Gerechtshof 's-Hertogenbosch, 10-06-2021, ECLI:NL:GHSHE:2021:1679, 20/00289

Gegevens

Instantie
Gerechtshof 's-Hertogenbosch
Datum uitspraak
10 juni 2021
Datum publicatie
24 juni 2021
ECLI
ECLI:NL:GHSHE:2021:1679
Formele relaties
Zaaknummer
20/00289

Inhoudsindicatie

Omvang geding. De heffingsambtenaar maakt niet aannemelijk dat de WOZ-waarde niet naar een te hoog bedrag is vastgesteld. Van overschrijding van de opbrengstlimiet ten aanzien van de rioolheffing en de afvalstoffenheffing is geen sprake.

Uitspraak

Team belastingrecht

Meervoudige Belastingkamer

Nummer: 20/00289

Uitspraak op het hoger beroep van

[belanghebbende] ,

wonend in [woonplaats] ,

hierna: belanghebbende,

tegen de uitspraak van de rechtbank Zeeland-West-Brabant (hierna: de rechtbank) van 16 maart 2020, nummer BRE 18/2019, in het geding tussen

belanghebbende,

en

de heffingsambtenaar van de gemeente Drimmelen,

hierna: de heffingsambtenaar

en

de minister van Justitie en Veiligheid,

hierna: de minister.

1 Ontstaan en loop van het geding

1.1.

De heffingsambtenaar heeft in het kader van de Wet waardering onroerende zaken (hierna: Wet WOZ) een beschikking gegeven (hierna: de WOZbeschikking) en daarbij de waarde van [adres 1] in [woonplaats] (hierna: de onroerende zaak) vastgesteld. Op hetzelfde aanslagbiljet zijn de aanslagen onroerendezaakbelastingen (ozb), rioolheffing en afvalstoffenheffing 2017 bekendgemaakt.

1.2.

Belanghebbende heeft bezwaar gemaakt tegen de aanslagen gemeentelijke belastingen.

1.3.

De heffingsambtenaar heeft uitspraak op bezwaar gedaan en het bezwaar ongegrond verklaard.

1.4.

Belanghebbende heeft tegen deze uitspraak beroep ingesteld bij de rechtbank.

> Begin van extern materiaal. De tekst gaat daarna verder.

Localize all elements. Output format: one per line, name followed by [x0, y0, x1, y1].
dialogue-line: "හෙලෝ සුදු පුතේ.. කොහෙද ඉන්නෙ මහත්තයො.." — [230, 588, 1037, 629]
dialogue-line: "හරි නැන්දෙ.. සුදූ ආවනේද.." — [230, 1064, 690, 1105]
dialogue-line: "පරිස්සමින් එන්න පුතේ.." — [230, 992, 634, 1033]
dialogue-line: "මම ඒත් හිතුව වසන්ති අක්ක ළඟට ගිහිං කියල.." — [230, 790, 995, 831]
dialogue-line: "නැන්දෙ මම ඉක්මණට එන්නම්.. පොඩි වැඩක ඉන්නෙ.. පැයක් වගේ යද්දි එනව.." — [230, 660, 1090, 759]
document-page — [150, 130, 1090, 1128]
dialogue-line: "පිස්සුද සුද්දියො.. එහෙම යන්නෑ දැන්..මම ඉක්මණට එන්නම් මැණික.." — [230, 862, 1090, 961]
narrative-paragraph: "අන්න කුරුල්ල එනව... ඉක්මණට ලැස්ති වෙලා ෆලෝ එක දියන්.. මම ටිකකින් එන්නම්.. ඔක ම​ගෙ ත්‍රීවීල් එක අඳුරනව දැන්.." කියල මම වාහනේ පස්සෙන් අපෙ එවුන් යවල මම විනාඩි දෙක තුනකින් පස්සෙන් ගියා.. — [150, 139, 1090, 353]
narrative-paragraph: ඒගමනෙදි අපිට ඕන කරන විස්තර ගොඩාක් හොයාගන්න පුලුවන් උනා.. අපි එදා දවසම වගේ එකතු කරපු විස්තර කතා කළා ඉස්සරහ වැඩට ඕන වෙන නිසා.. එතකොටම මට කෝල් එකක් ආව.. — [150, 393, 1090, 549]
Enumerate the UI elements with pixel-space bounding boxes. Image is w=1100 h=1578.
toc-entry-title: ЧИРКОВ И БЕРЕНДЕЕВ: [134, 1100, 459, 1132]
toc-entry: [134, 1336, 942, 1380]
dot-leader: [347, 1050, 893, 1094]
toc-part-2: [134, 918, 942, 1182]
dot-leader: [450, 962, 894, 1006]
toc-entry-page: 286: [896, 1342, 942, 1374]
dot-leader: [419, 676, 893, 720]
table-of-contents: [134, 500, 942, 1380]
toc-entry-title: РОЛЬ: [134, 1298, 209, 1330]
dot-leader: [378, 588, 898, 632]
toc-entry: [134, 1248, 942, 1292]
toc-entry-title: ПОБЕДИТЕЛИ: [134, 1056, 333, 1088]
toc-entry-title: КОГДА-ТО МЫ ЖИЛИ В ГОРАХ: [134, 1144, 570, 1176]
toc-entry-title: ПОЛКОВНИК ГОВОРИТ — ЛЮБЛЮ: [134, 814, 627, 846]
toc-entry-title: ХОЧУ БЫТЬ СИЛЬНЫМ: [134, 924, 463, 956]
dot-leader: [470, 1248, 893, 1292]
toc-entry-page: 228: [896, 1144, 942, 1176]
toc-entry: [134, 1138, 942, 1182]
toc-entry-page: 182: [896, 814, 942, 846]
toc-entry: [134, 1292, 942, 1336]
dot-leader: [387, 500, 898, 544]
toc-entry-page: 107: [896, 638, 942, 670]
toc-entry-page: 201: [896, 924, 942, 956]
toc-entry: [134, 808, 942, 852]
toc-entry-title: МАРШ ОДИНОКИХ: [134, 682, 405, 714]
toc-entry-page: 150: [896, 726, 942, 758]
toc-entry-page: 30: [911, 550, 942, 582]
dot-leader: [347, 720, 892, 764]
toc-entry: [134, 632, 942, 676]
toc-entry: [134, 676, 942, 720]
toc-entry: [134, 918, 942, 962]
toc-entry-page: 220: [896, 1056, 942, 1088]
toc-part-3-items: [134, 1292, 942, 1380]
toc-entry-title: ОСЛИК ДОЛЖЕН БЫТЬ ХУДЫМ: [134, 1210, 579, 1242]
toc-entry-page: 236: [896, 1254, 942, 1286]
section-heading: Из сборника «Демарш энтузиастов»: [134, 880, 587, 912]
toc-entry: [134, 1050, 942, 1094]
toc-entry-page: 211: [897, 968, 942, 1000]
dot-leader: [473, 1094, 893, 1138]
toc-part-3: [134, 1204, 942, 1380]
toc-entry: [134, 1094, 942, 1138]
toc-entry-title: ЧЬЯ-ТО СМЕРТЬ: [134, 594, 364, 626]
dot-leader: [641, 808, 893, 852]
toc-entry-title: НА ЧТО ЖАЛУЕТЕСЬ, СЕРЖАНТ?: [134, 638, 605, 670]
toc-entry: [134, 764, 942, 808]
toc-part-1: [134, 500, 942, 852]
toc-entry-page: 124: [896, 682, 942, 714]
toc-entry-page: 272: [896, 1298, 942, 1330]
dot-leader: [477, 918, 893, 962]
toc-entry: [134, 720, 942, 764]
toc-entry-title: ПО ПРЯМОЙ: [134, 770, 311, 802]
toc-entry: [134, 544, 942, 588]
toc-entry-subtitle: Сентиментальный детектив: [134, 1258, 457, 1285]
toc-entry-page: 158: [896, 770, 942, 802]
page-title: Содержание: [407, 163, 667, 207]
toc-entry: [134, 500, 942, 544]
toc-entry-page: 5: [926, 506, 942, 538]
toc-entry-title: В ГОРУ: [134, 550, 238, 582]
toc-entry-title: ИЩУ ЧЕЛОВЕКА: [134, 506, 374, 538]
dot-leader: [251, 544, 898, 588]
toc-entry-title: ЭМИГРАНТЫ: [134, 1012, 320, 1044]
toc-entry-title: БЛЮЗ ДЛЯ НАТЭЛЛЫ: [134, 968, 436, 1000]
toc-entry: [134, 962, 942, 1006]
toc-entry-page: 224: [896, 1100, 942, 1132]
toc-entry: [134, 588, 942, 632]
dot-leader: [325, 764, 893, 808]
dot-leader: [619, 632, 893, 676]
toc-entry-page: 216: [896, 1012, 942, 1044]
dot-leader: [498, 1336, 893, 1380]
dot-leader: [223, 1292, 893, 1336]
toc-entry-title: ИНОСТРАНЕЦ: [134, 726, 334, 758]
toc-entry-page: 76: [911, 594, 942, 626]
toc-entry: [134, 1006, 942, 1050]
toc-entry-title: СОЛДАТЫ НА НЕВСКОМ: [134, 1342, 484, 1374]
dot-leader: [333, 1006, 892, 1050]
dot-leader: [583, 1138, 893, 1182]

De rechtbank heeft het beroep ongegrond verklaard.

1.5.

Belanghebbende heeft tegen deze uitspraak hoger beroep ingesteld bij het hof. De heffingsambtenaar heeft een verweerschrift ingediend.

1.6.

Partijen hebben vóór de zitting nadere stukken ingediend. Belanghebbende heeft op 29 december 2020 en op 5 februari 2021 nadere stukken ingediend. De heffingsambtenaar heeft op 26 januari 2021 een nader stuk ingediend. Deze stukken zijn doorgestuurd naar de andere partij.

1.7.

De zitting heeft plaatsgevonden op 17 februari 2021 in ’s-Hertogenbosch. Daar zijn verschenen belanghebbende en, namens de heffingsambtenaar, [heffingsambtenaar 1] en [heffingsambtenaar 2] .

1.8.

Belanghebbende heeft tijdens de zitting een pleitnota voorgelezen en exemplaren daarvan overgelegd aan het hof en aan de andere partij.

1.9.

Het hof heeft aan het einde van de zitting het onderzoek gesloten.

2 Feiten

2.1.

Belanghebbende is eigenaar/gebruiker van de onroerende zaak. Het betreft een woning met een inhoud van 463 m3 op een perceel van 424 m2. Het bouwjaar van woning is 1970.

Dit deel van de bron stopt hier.